わが国におけるネット生命保険の先駆けとなった、ライフネット生命保険の出口治明氏がこの6月をもって会長職を退く。

既存の生保大手にはない、安価な保険料とシンプルな商品を提案し、2008年の開業当初、消費者の高い支持を集めた。しかし、ここ数年の伸び率は停滞ぎみだ。退任の意図と今後のネット生保の課題について、出口氏に聞いた。

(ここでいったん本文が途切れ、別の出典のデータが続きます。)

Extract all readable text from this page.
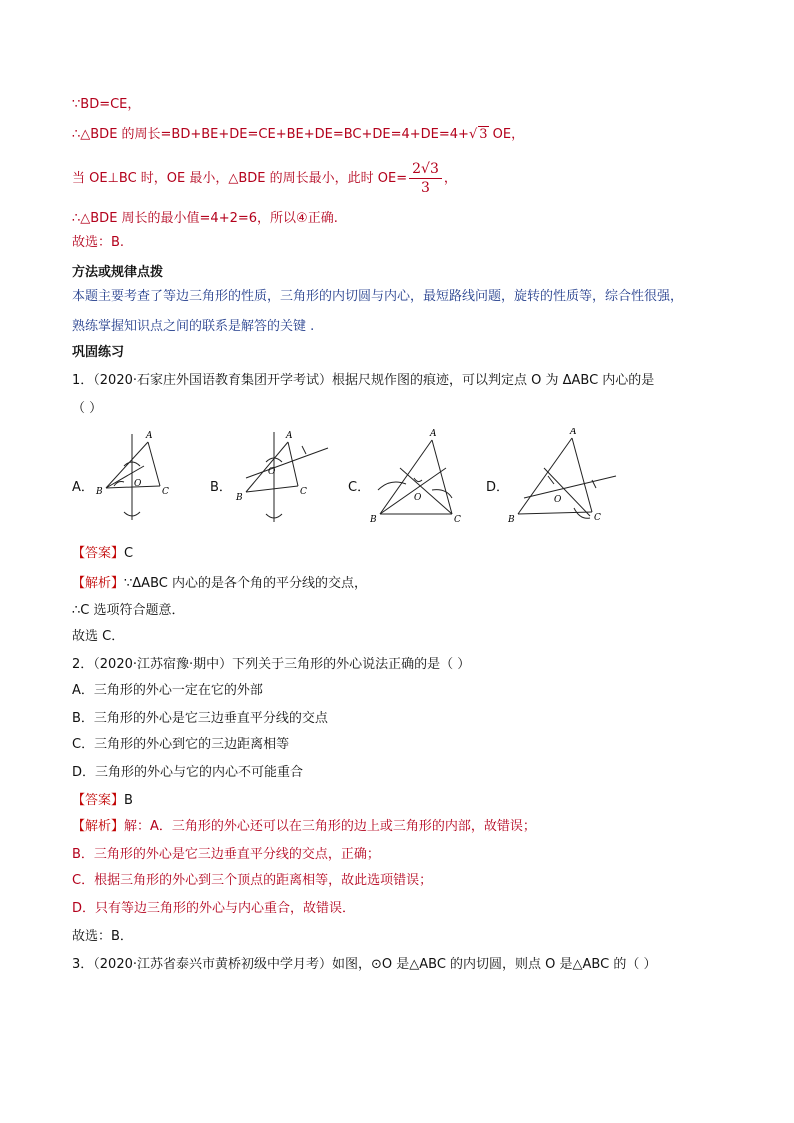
∵BD=CE，
∴△BDE 的周长=BD+BE+DE=CE+BE+DE=BC+DE=4+DE=4+√ 3 OE，
当 OE⊥BC 时，OE 最小，△BDE 的周长最小，此时 $OE= \frac{2√3}{3}$ ，
∴△BDE 周长的最小值=4+2=6，所以④正确.
故选：B.
方法或规律点拨
本题主要考查了等边三角形的性质，三角形的内切圆与内心，最短路线问题，旋转的性质等，综合性很强，
熟练掌握知识点之间的联系是解答的关键 .
巩固练习
1．（2020·石家庄外国语教育集团开学考试）根据尺规作图的痕迹，可以判定点 O 为 ΔABC 内心的是
（ ）
A． B
A
C
O	B．
B
A
C
O
C．
B
A
C
O
D．
B
A
C
O
【答案】C
【解析】∵ΔABC 内心的是各个角的平分线的交点，
∴C 选项符合题意．
故选 C．
2．（2020·江苏宿豫·期中）下列关于三角形的外心说法正确的是（ ）
A．三角形的外心一定在它的外部
B．三角形的外心是它三边垂直平分线的交点
C．三角形的外心到它的三边距离相等
D．三角形的外心与它的内心不可能重合
【答案】B
【解析】解：A．三角形的外心还可以在三角形的边上或三角形的内部，故错误；
B．三角形的外心是它三边垂直平分线的交点，正确；
C．根据三角形的外心到三个顶点的距离相等，故此选项错误；
D．只有等边三角形的外心与内心重合，故错误．
故选：B．
3．（2020·江苏省泰兴市黄桥初级中学月考）如图，⊙O 是△ABC 的内切圆，则点 O 是△ABC 的（ ）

でぐち・はるあき●1948年生まれ。京都大学卒。72年日本生命保険入社。2008年ライフネット生命開業。著書多数。(撮影:今井康一)

──なぜ今、退任するのか。

この4月に69歳になる。同時に30代の新任役員二人を登用する。二人の年齢を足すとほぼ僕の年齢。古稀の人間が一人退き、これからどんどん脂が乗っていく30代の人間二人に託すほうが、「この会社は楽しみだな」とライフネットに加入される皆さんも安心する。

──業績は伸び悩んでいる。

生命保険はものすごく息の長いビジネスだ。マラソンでいえば、今は400メートルのトラックを走り終えて一般道に出たくらい。2社から始まったネット生保は10社まで増えた。消費者へのアンケート調査を見ても、将来ネット経由で加入したいという消費者が約1割いる。国内生保の保険料収入が約40兆円で、1割でも4兆円。ネット生保は現状200億〜300億円だが、いずれ数兆円単位のマーケットになると確信している。